Stop Fishing Where the Fish Are
Because That’s How You Stay Average And Minimize Growth.
Everybody loves to say, “Fish where the fish are.”
It sounds smart. It sounds safe. It sounds like something you can defend in a budget meeting.
It’s also how brands trap themselves in mediocrity.
Here’s what rarely gets said out loud: the whole damn ocean is crowded.
If your brand is fighting over the same keywords, the same endcaps, the same shows, the same social placements as everyone else in your category. Congrats! You’ve built yourself a Times Square media plan.
It’s loud.
It’s expensive.
And it’s forgettable.
The Illusion of Safety
Most marketing plans are designed to feel defensible, not effective.
They chase scale where competitors already validated demand. They over-invest in channels that look “right” on a slide. They prioritize visibility over distinctiveness.
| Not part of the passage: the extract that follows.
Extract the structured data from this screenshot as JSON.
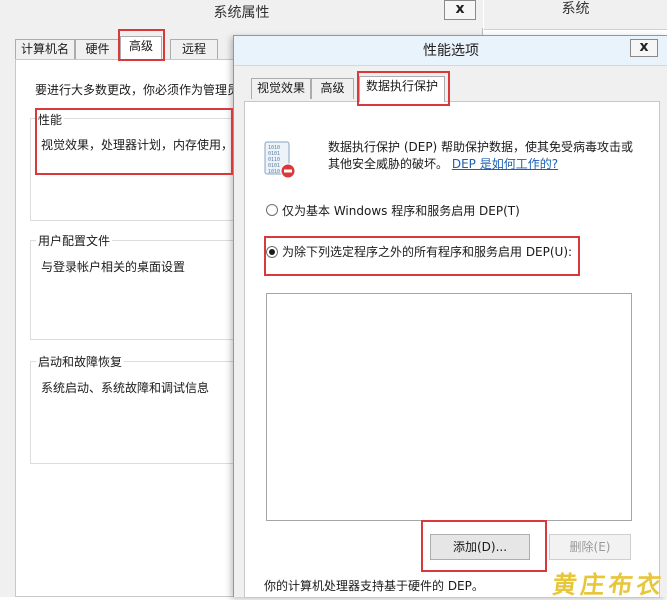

And because everyone else is doing the same thing, CPMs climb, attention drops, and performance plateaus while media agency convince themselves the problem is creative, or frequency, or timing.
It’s not.
The real issue is that you’re fishing in water that’s already been overfished.
Where Growth Actually Comes From
Real growth doesn’t come from the 80–90% of budget that follows category norms. It comes from the 10–20% (maybe more!) where you zig while your category zags.
That’s where brands stop competing on volume and start competing on meaning. Where they show up in places competitors either don’t see or don’t have the courage to try.
We’ve seen this play out again and again.
That’s how Technics found relevance with a new generation of golfers— not by chasing traditional audio enthusiasts, but by embedding itself inside modern golf culture.
That’s how Cadillac connected with ultra-affluent Asian drivers by leaning into cultural nuance instead of generic luxury tropes.
That’s how U.S. Army showed up credibly in high-school hoops culture— meeting young people where identity is formed, not where recruiters traditionally advertise.
And that’s how Hawaiian Punch reignited relevance by leaning into hip-hop communities rather than fighting for attention in the soda aisle.
None of these ideas came from asking, “Where is everyone else spending?” They came from asking, “Where does this brand belong—but no one expects it?”
Why Most Brands Never Find White Space
White space isn’t invisible. It’s just uncomfortable.
It doesn’t come with benchmarks. It doesn’t come with category case studies. It often sounds risky in a room full of spreadsheets.
So brands default to what’s familiar. What’s proven. What’s already crowded.
The irony? That “safe” choice is usually the riskiest one because it guarantees you’ll sound, look, and behave like everyone else.
The Left Off Madison POV
If your media plan looks like it lives in Times Square, don’t be surprised when people walk past without noticing.
Growth doesn’t come from shouting louder in crowded places.
It comes from showing up differently in the right ones.
Want growth in 2026?
Stop fishing where the fish are.
Get out of Times Square.
And go find the white space your competitors are too comfortable to ignore.